Henry Kissinger, war criminal, celebrates 100 years of honor with impunity

A series of events this month marks the 100th anniversary of a war criminal in the United States. Henry Kissinger will die with impunity and be celebrated by politicians, journalists and foreign policy think tanks.

Aside from the precaution of not entering certain countries to avoid the risk of arrest, as boasted until last year of Chilean Augusto Pinochet, former national security adviser and former secretary of state to Richard Nixon and Gerald Ford, has been in the past halfcentury of invited every President to visit the White House.

All except for now Joe Biden have sought advice from the man responsible for the indiscriminate bombings in Southeast Asia that have killed nearly a million civilians in Cambodia and Laos, not to mention supporting Pinochet’s coup, the Pakistani military in the brutal suppression of Bangladesh’s independence and gave the green light to Indonesia’s invasion of East Timor, killing more than 100,000 Timorese.

In less than a decade, during the Vietnam War whose peace talks sabotaged Kissinger and Nixon under Lyndon Johnson in 1968, Americans dumped 4.7 billion liters of pesticide the most famous of which was the infamous Agent Orange, in an area where this does not reach half of the state of Alagoas. The campaign to defoliate the region’s dense rainforests, destroy food crops, and contaminate the soil for decades is unprecedented in American military history.

A newly published book picks up on the legacy of the Vietnam War’s environmental degradation, peacetime deaths and birth defects and is unlikely to be read by the elite of New York and Washington wishing the grotesque perpetrator of crimes against humanity a happy birthday will sing. humanity on the 27th

The author of The Long Reckoning: A Story of War, Peace and Redemption in Vietnam is veteran journalist George Black. As the title suggests, the British author divides the book into three parts, but in the third part he defies the happyending narrative of American efforts to repair and clean up environmental damage, initiatives launched during decades of refusal to acknowledge the destruction , avoided were caused.
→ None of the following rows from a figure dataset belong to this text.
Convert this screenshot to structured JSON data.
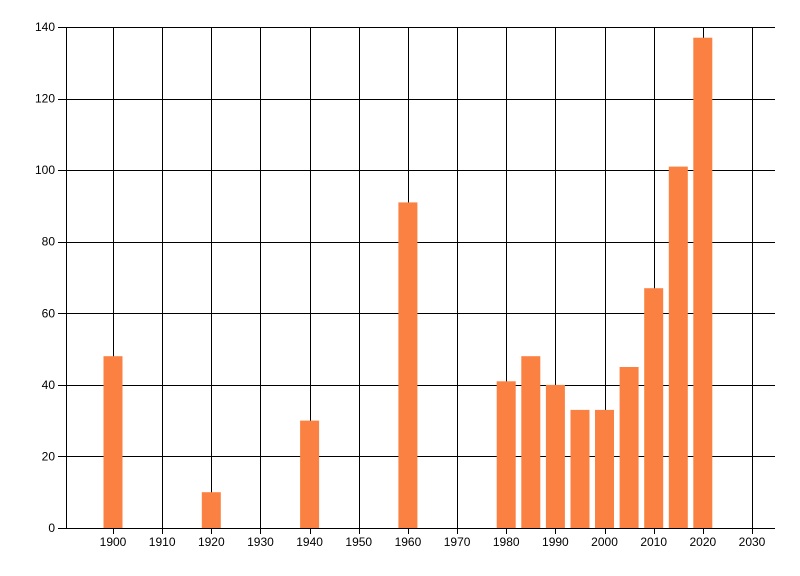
{
  "chart_data": {
    "type": "bar",
    "title": "",
    "xlabel": "",
    "ylabel": "",
    "x": [
      1900,
      1920,
      1940,
      1960,
      1980,
      1985,
      1990,
      1995,
      2000,
      2005,
      2010,
      2015,
      2020
    ],
    "values": [
      48,
      10,
      30,
      91,
      41,
      48,
      40,
      33,
      33,
      45,
      67,
      101,
      137
    ],
    "x_ticks": [
      1900,
      1910,
      1920,
      1930,
      1940,
      1950,
      1960,
      1970,
      1980,
      1990,
      2000,
      2010,
      2020,
      2030
    ],
    "x_tick_labels": [
      "1900",
      "1910",
      "1920",
      "1930",
      "1940",
      "1950",
      "1960",
      "1970",
      "1980",
      "1990",
      "2000",
      "2010",
      "2020",
      "2030"
    ],
    "y_ticks": [
      0,
      20,
      40,
      60,
      80,
      100,
      120,
      140
    ],
    "y_tick_labels": [
      "0",
      "20",
      "40",
      "60",
      "80",
      "100",
      "120",
      "140"
    ],
    "ylim": [
      0,
      140
    ],
    "grid": true,
    "legend": false,
    "bar_color": "#FB8143",
    "gridline_color": "#000000",
    "axis_color": "#000000",
    "label_color": "#000000",
    "background_color": "#FFFFFF"
  }
}
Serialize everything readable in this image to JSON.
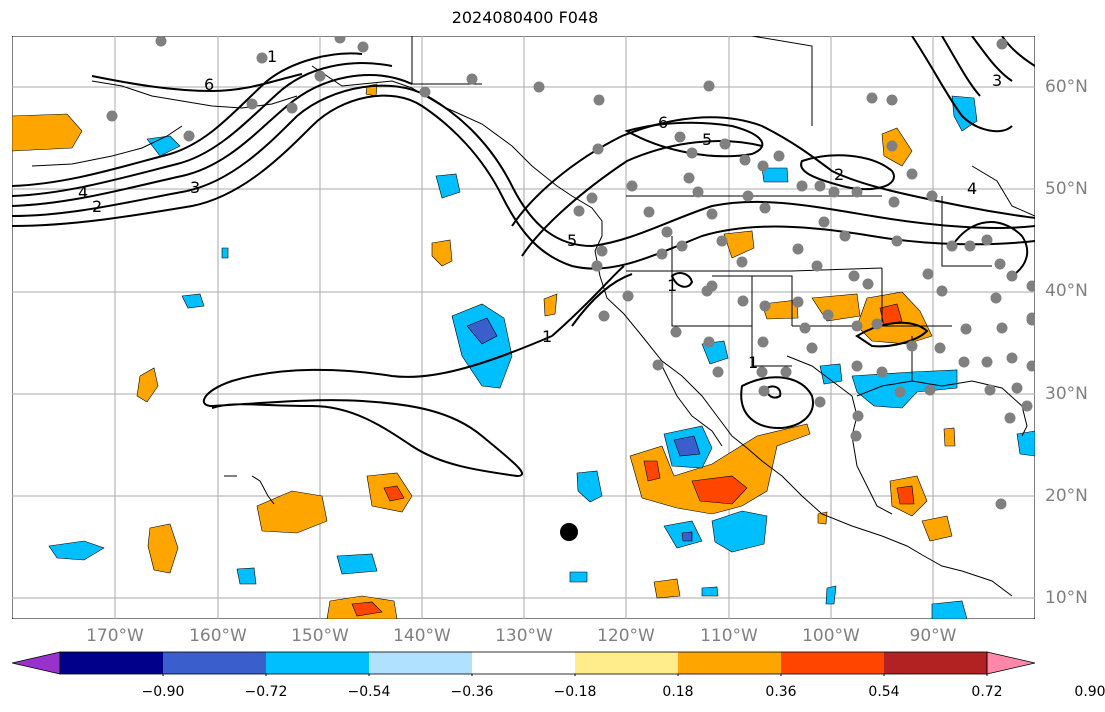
{
  "title": "2024080400 F048",
  "lat_labels": [
    "60°N",
    "50°N",
    "40°N",
    "30°N",
    "20°N",
    "10°N"
  ],
  "lon_labels": [
    "170°W",
    "160°W",
    "150°W",
    "140°W",
    "130°W",
    "120°W",
    "110°W",
    "100°W",
    "90°W"
  ],
  "colorbar": {
    "ticks": [
      "−0.90",
      "−0.72",
      "−0.54",
      "−0.36",
      "−0.18",
      "0.18",
      "0.36",
      "0.54",
      "0.72",
      "0.90"
    ],
    "colors": [
      "#9932cc",
      "#00008b",
      "#3a5fcd",
      "#00bfff",
      "#b0e2ff",
      "#ffffff",
      "#ffec8b",
      "#ffa500",
      "#ff4500",
      "#b22222",
      "#ff88aa"
    ]
  },
  "colors": {
    "orange": "#ffa500",
    "red": "#ff4500",
    "light_blue": "#00bfff",
    "blue": "#3a5fcd",
    "station": "#808080",
    "grid": "#aaaaaa"
  },
  "contour_labels": [
    "1",
    "2",
    "3",
    "4",
    "5",
    "6"
  ]
}
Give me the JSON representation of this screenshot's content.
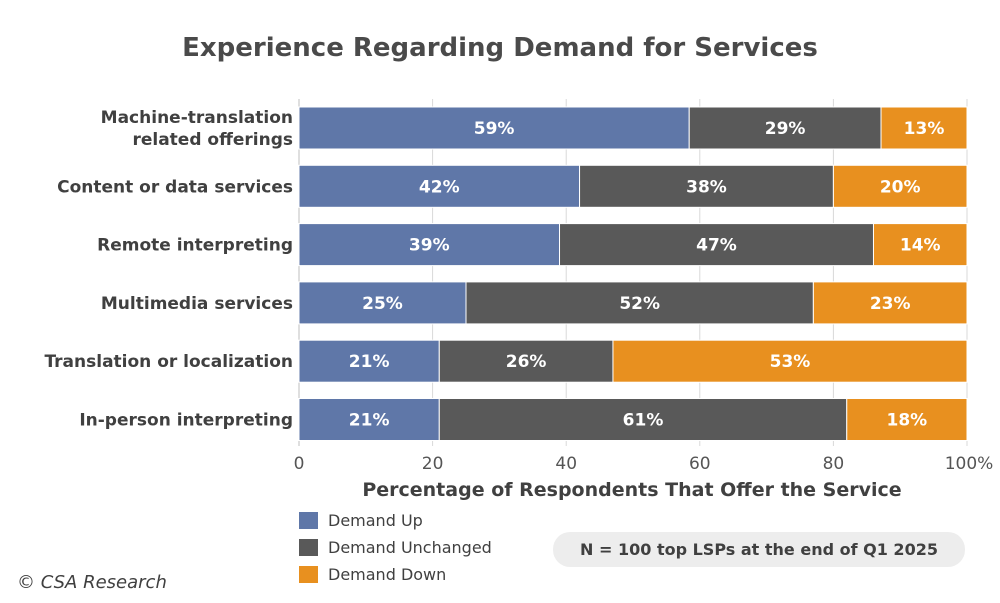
{
  "chart_data": {
    "type": "bar",
    "orientation": "horizontal",
    "stacked": true,
    "title": "Experience Regarding Demand for Services",
    "xlabel": "Percentage of Respondents That Offer the Service",
    "xlim": [
      0,
      100
    ],
    "ticks": [
      "0",
      "20",
      "40",
      "60",
      "80",
      "100%"
    ],
    "tick_values": [
      0,
      20,
      40,
      60,
      80,
      100
    ],
    "grid": true,
    "legend_position": "bottom-left",
    "categories": [
      [
        "Machine-translation",
        "related offerings"
      ],
      [
        "Content or data services"
      ],
      [
        "Remote interpreting"
      ],
      [
        "Multimedia services"
      ],
      [
        "Translation or localization"
      ],
      [
        "In-person interpreting"
      ]
    ],
    "series": [
      {
        "name": "Demand Up",
        "color": "#5f77a8",
        "values": [
          59,
          42,
          39,
          25,
          21,
          21
        ],
        "labels": [
          "59%",
          "42%",
          "39%",
          "25%",
          "21%",
          "21%"
        ]
      },
      {
        "name": "Demand Unchanged",
        "color": "#595959",
        "values": [
          29,
          38,
          47,
          52,
          26,
          61
        ],
        "labels": [
          "29%",
          "38%",
          "47%",
          "52%",
          "26%",
          "61%"
        ]
      },
      {
        "name": "Demand Down",
        "color": "#e8901f",
        "values": [
          13,
          20,
          14,
          23,
          53,
          18
        ],
        "labels": [
          "13%",
          "20%",
          "14%",
          "23%",
          "53%",
          "18%"
        ]
      }
    ]
  },
  "note": "N = 100 top LSPs at the end of Q1 2025",
  "copyright": "© CSA Research"
}
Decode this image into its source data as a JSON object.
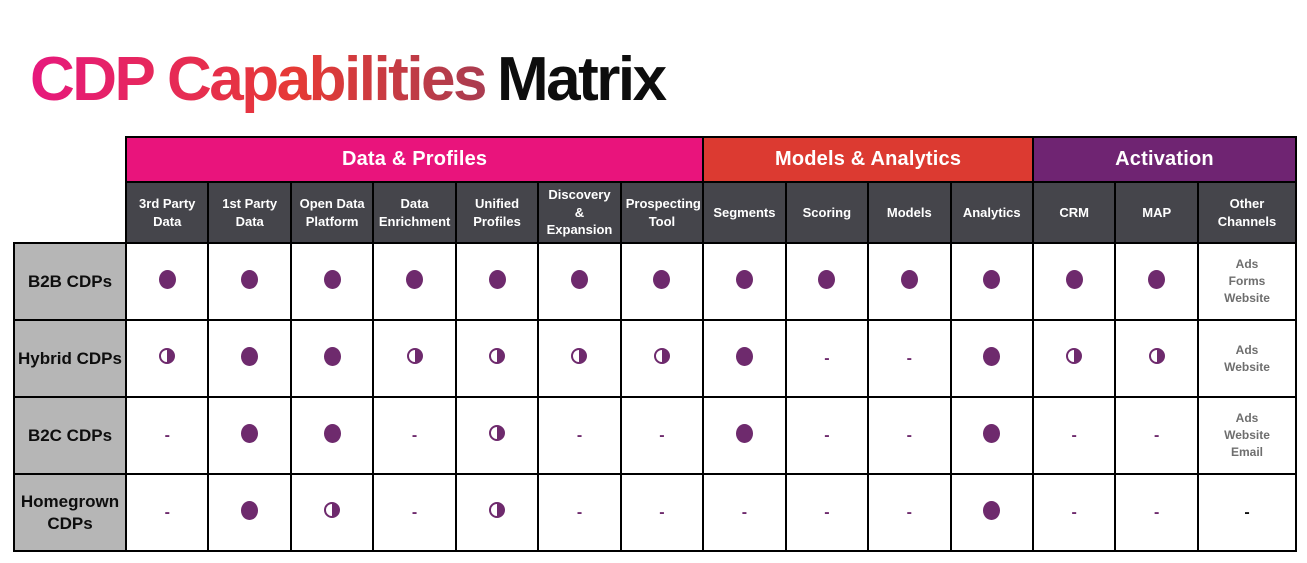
{
  "title": {
    "gradient_text": "CDP Capabilities",
    "plain_text": "Matrix",
    "gradient_colors": [
      "#E6187D",
      "#E63A35",
      "#A93C50"
    ],
    "plain_color": "#0d0d0d"
  },
  "symbols_legend": {
    "full": "filled-circle",
    "half": "half-filled-circle",
    "dash": "-",
    "dash_black": "-"
  },
  "chart_data": {
    "type": "table",
    "title": "CDP Capabilities Matrix",
    "column_groups": [
      {
        "label": "Data & Profiles",
        "color": "#E9147C",
        "span": 7
      },
      {
        "label": "Models & Analytics",
        "color": "#DC3A31",
        "span": 4
      },
      {
        "label": "Activation",
        "color": "#6F2472",
        "span": 3
      }
    ],
    "columns": [
      "3rd Party Data",
      "1st Party Data",
      "Open Data Platform",
      "Data Enrichment",
      "Unified Profiles",
      "Discovery & Expansion",
      "Prospecting Tool",
      "Segments",
      "Scoring",
      "Models",
      "Analytics",
      "CRM",
      "MAP",
      "Other Channels"
    ],
    "rows": [
      {
        "label": "B2B CDPs",
        "cells": [
          "full",
          "full",
          "full",
          "full",
          "full",
          "full",
          "full",
          "full",
          "full",
          "full",
          "full",
          "full",
          "full",
          [
            "Ads",
            "Forms",
            "Website"
          ]
        ]
      },
      {
        "label": "Hybrid CDPs",
        "cells": [
          "half",
          "full",
          "full",
          "half",
          "half",
          "half",
          "half",
          "full",
          "dash",
          "dash",
          "full",
          "half",
          "half",
          [
            "Ads",
            "Website"
          ]
        ]
      },
      {
        "label": "B2C CDPs",
        "cells": [
          "dash",
          "full",
          "full",
          "dash",
          "half",
          "dash",
          "dash",
          "full",
          "dash",
          "dash",
          "full",
          "dash",
          "dash",
          [
            "Ads",
            "Website",
            "Email"
          ]
        ]
      },
      {
        "label": "Homegrown CDPs",
        "cells": [
          "dash",
          "full",
          "half",
          "dash",
          "half",
          "dash",
          "dash",
          "dash",
          "dash",
          "dash",
          "full",
          "dash",
          "dash",
          "dash_black"
        ]
      }
    ],
    "colors": {
      "column_header_bg": "#45454B",
      "row_label_bg": "#B6B6B6",
      "circle_purple": "#6E2A6D",
      "dash_purple": "#6E2A6D",
      "dash_black": "#111111",
      "other_channels_text": "#6E6E6E",
      "border": "#000000"
    }
  }
}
Much of the environmental legacy of the war has been studied with forensic precision by the Vietnamese themselves.

Black explains, “The truth about wars is that they never end.” The comment also applies to the rejected American veterans of defeat “the United States doesn’t know how to lose wars,” the author recalls who die as a result of exposure Agent Orange continue to die from multiple cancers and other diseases.

Black also points out that the Vietnamese, a population mostly born after the 1973 Paris Peace Accords, typically welcome US military veterans with open arms without showing resentment. Perhaps this is partly due to the fact that soldiers from both countries were forced to enlist in combat. But how to explain the greeting that so many Americans continue to extend to the monstrous Henry Kissinger?